Cette stabilité du nombre de suicides pourrait s’expliquer par le fait que les angoisses liées à l’épidémie sont largement partagées. Le suicide nait du désespoir individuel, du sentiment d’incompréhension, d’une défaillance totale de l’altérité. L’engagement massif des pouvoirs publics, les polémiques multiples relayées par les médias et les réseaux sociaux transforment cette pandémie en drame collectif permanent. Un transfert de responsabilité est réalisé sur les dirigeants devenus responsables de la santé de chacun. Si une partie de la population a été confrontée à un stress plus important, l’autres dans le cadre du télétravail ou ayant migré en-dehors des agglomérations a bénéficié de conditions de vie plus agréables.

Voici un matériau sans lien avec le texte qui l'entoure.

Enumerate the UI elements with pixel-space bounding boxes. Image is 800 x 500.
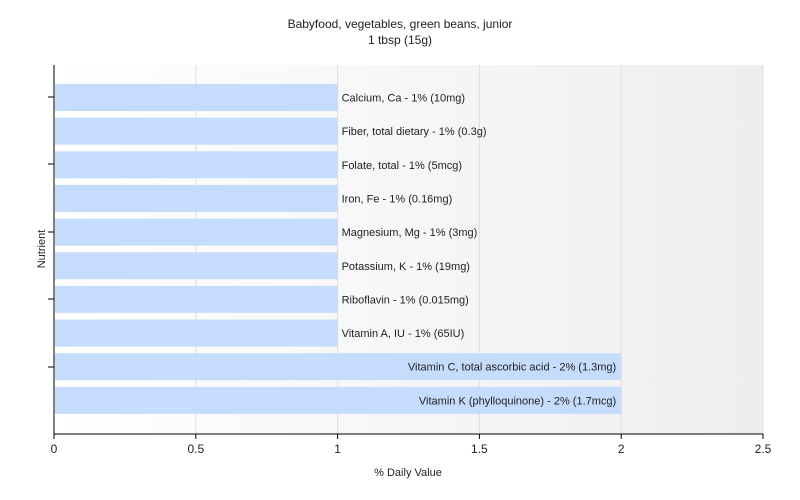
bar bbox=[55, 184, 338, 212]
x-tick-label: 1.5 bbox=[471, 442, 488, 456]
chart-subtitle: 1 tbsp (15g) bbox=[368, 33, 432, 47]
bar bbox=[55, 319, 338, 347]
x-tick-label: 0.5 bbox=[187, 442, 204, 456]
x-tick-label: 0 bbox=[51, 442, 58, 456]
bar-label: Folate, total - 1% (5mcg) bbox=[342, 160, 462, 172]
bar-label: Magnesium, Mg - 1% (3mg) bbox=[342, 227, 478, 239]
bars bbox=[55, 84, 622, 414]
x-tick-label: 1 bbox=[334, 442, 341, 456]
bar-label: Riboflavin - 1% (0.015mg) bbox=[342, 294, 469, 306]
x-tick-label: 2 bbox=[618, 442, 625, 456]
bar bbox=[55, 84, 338, 111]
bar bbox=[55, 218, 338, 246]
bar-label: Calcium, Ca - 1% (10mg) bbox=[342, 93, 465, 105]
x-tick-labels: 0 0.5 1 1.5 2 2.5 bbox=[51, 442, 772, 456]
bar-label: Iron, Fe - 1% (0.16mg) bbox=[342, 193, 453, 205]
bar bbox=[55, 151, 338, 179]
x-axis-label: % Daily Value bbox=[374, 467, 442, 479]
bar bbox=[55, 386, 622, 414]
bar-label: Potassium, K - 1% (19mg) bbox=[342, 261, 470, 273]
bar bbox=[55, 252, 338, 280]
bar-labels: Calcium, Ca - 1% (10mg) Fiber, total diet… bbox=[342, 93, 617, 408]
bar bbox=[55, 117, 338, 145]
x-tick-label: 2.5 bbox=[755, 442, 772, 456]
bar-label: Vitamin K (phylloquinone) - 2% (1.7mcg) bbox=[419, 395, 616, 407]
bar-label: Vitamin A, IU - 1% (65IU) bbox=[342, 328, 465, 340]
bar-label: Vitamin C, total ascorbic acid - 2% (1.3… bbox=[408, 362, 616, 374]
y-axis-label: Nutrient bbox=[36, 230, 48, 269]
bar bbox=[55, 285, 338, 313]
bar bbox=[55, 353, 622, 381]
chart-title: Babyfood, vegetables, green beans, junio… bbox=[288, 17, 513, 31]
bar-label: Fiber, total dietary - 1% (0.3g) bbox=[342, 126, 487, 138]
axes bbox=[48, 65, 764, 439]
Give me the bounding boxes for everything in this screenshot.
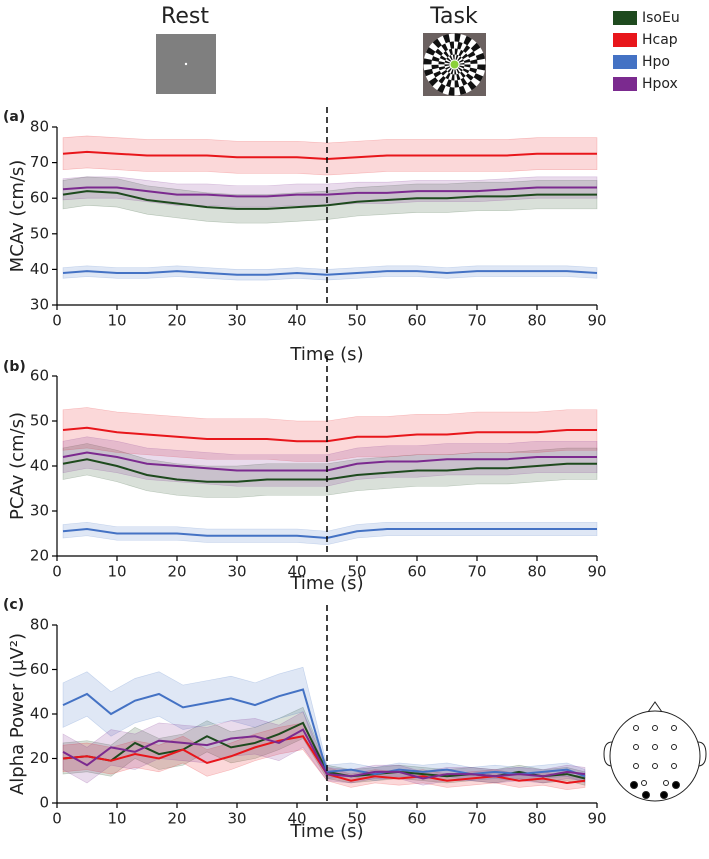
x-tick-label: 30 [227,810,246,828]
x-tick-label: 0 [52,563,62,581]
series-line [62,688,586,778]
x-tick-label: 10 [107,312,126,330]
error-band [62,407,598,462]
series-line [62,186,597,198]
x-tick-label: 60 [407,563,426,581]
error-band [62,436,598,487]
x-tick-label: 70 [467,312,486,330]
legend-label: IsoEu [642,10,680,26]
error-band [62,265,598,281]
x-tick-label: 20 [167,563,186,581]
panel: 20 30 40 50 60 0 10 20 30 40 50 60 70 80 90 Time (s) PCA… [3,356,607,594]
legend-label: Hcap [642,32,678,48]
x-axis-label: Time (s) [289,344,363,365]
y-tick-label: 40 [30,457,49,475]
error-band [62,176,598,224]
x-tick-label: 40 [287,312,306,330]
y-tick-label: 80 [30,616,49,634]
x-tick-label: 50 [347,312,366,330]
electrode-map [603,701,707,802]
y-axis-label: PCAv (cm/s) [7,412,28,520]
legend-swatch [613,33,637,47]
y-tick-label: 40 [30,260,49,278]
error-band [62,666,586,784]
error-band [62,135,598,176]
y-axis-label: Alpha Power (µV²) [7,633,28,795]
legend-swatch [613,77,637,91]
y-tick-label: 60 [30,367,49,385]
x-tick-label: 30 [227,312,246,330]
x-axis-label: Time (s) [289,821,363,842]
series-line [62,728,586,780]
error-band [62,521,598,546]
series-line [62,270,598,276]
legend-swatch [613,11,637,25]
x-tick-label: 10 [107,810,126,828]
panel-label: (c) [3,597,24,613]
x-tick-label: 80 [527,312,546,330]
x-tick-label: 0 [52,312,62,330]
x-tick-label: 90 [587,312,606,330]
y-tick-label: 30 [30,296,49,314]
x-tick-label: 60 [407,312,426,330]
y-tick-label: 50 [30,412,49,430]
task-label: Task [429,4,478,29]
x-tick-label: 50 [347,810,366,828]
x-tick-label: 60 [407,810,426,828]
y-tick-label: 60 [30,189,49,207]
x-tick-label: 20 [167,810,186,828]
x-axis-label: Time (s) [289,573,363,594]
panel: 30 40 50 60 70 80 0 10 20 30 40 50 60 70 80 90 Time (s) M… [3,107,607,365]
rest-stimulus [156,34,216,94]
y-tick-label: 40 [30,705,49,723]
x-tick-label: 90 [587,810,606,828]
y-tick-label: 20 [30,547,49,565]
y-tick-label: 0 [39,794,49,812]
legend-label: Hpox [642,76,678,92]
x-tick-label: 80 [527,810,546,828]
panel-label: (a) [3,109,25,125]
x-tick-label: 50 [347,563,366,581]
panel: 0 20 40 60 80 0 10 20 30 40 50 60 70 80 90 Time (s) Alph… [3,597,607,842]
x-tick-label: 10 [107,563,126,581]
rest-label: Rest [161,4,209,29]
x-tick-label: 40 [287,563,306,581]
y-tick-label: 30 [30,502,49,520]
panel-label: (b) [3,359,26,375]
x-tick-label: 30 [227,563,246,581]
y-tick-label: 20 [30,749,49,767]
y-tick-label: 70 [30,153,49,171]
y-tick-label: 60 [30,660,49,678]
x-tick-label: 20 [167,312,186,330]
x-tick-label: 80 [527,563,546,581]
y-axis-label: MCAv (cm/s) [7,160,28,273]
x-tick-label: 70 [467,810,486,828]
y-tick-label: 50 [30,224,49,242]
x-tick-label: 90 [587,563,606,581]
y-tick-label: 80 [30,118,49,136]
x-tick-label: 0 [52,810,62,828]
legend-label: Hpo [642,54,670,70]
x-tick-label: 40 [287,810,306,828]
error-band [62,176,598,208]
legend-swatch [613,55,637,69]
series-line [62,190,597,210]
x-tick-label: 70 [467,563,486,581]
task-stimulus [423,33,486,96]
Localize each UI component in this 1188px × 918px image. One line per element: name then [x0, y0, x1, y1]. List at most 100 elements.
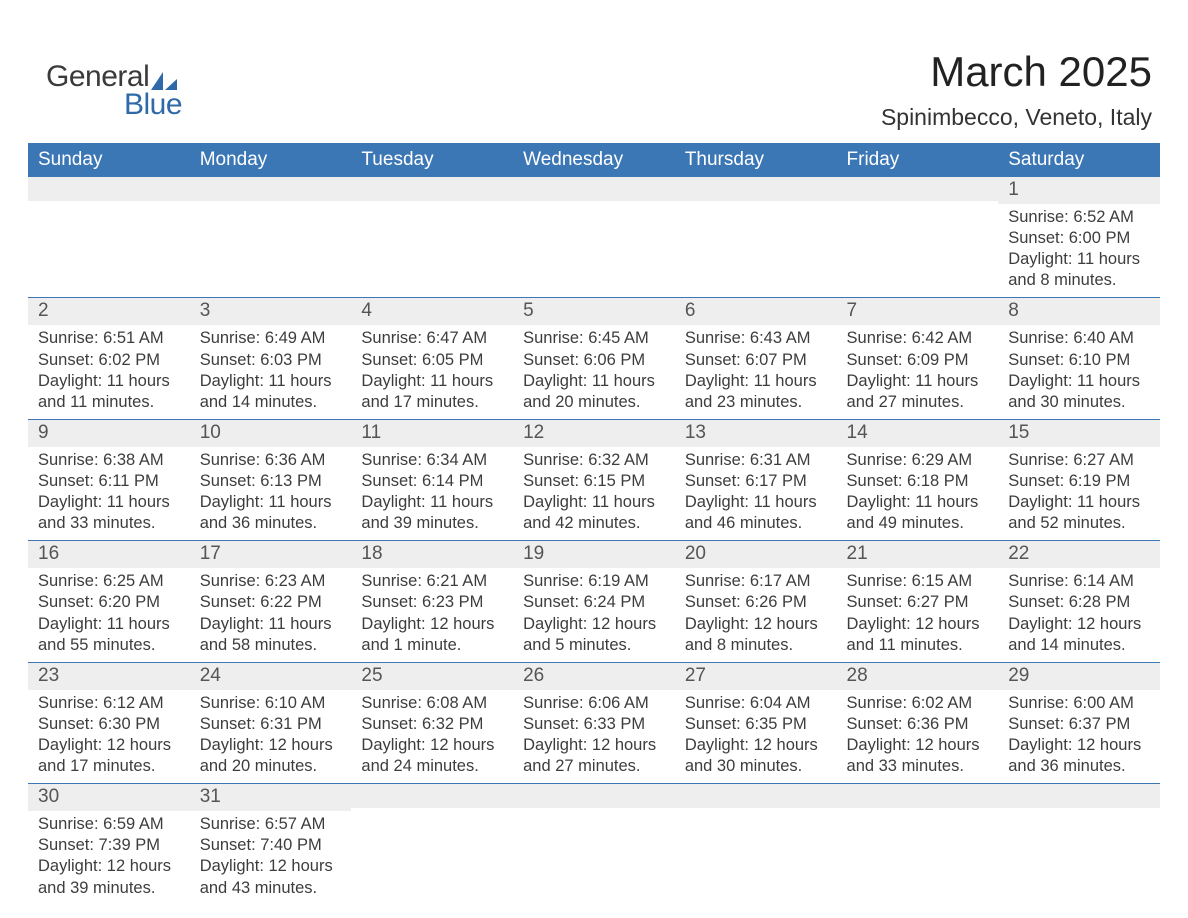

La maintien du pouvoir d’achat a, en outre, jusqu’à maintenant, permis d’éviter de nombreux drames financiers. La situation serait tout autre au sein des pays en développement, qui sont moins en mesure d’amortir les chocs économiques. Peu ont des statistiques sur le suicide. Le Malawi a néanmoins signalé une augmentation de 52 % des suicides l’année dernière. Plusieurs pays africains seraient également confrontés à une progression du nombre de suicides essentiellement provoqués par la montée de la pauvreté.
Les pouvoirs publics face à la détresse de certaines catégories de la population, en France comme dans d’autres pays européens, ont adopté des dispositifs de soutien d’accompagnement psychologique sans précédent. A la fin du mois de janvier, Emmanuel Macron a annoncé la création d’un « chèque psy » en faveur des étudiants. Selon la ministre de l’Enseignement supérieur Frédérique Vidal, chaque semaine 3 000 étudiants consultent un psychiatre dans la cadre de ce dispositif.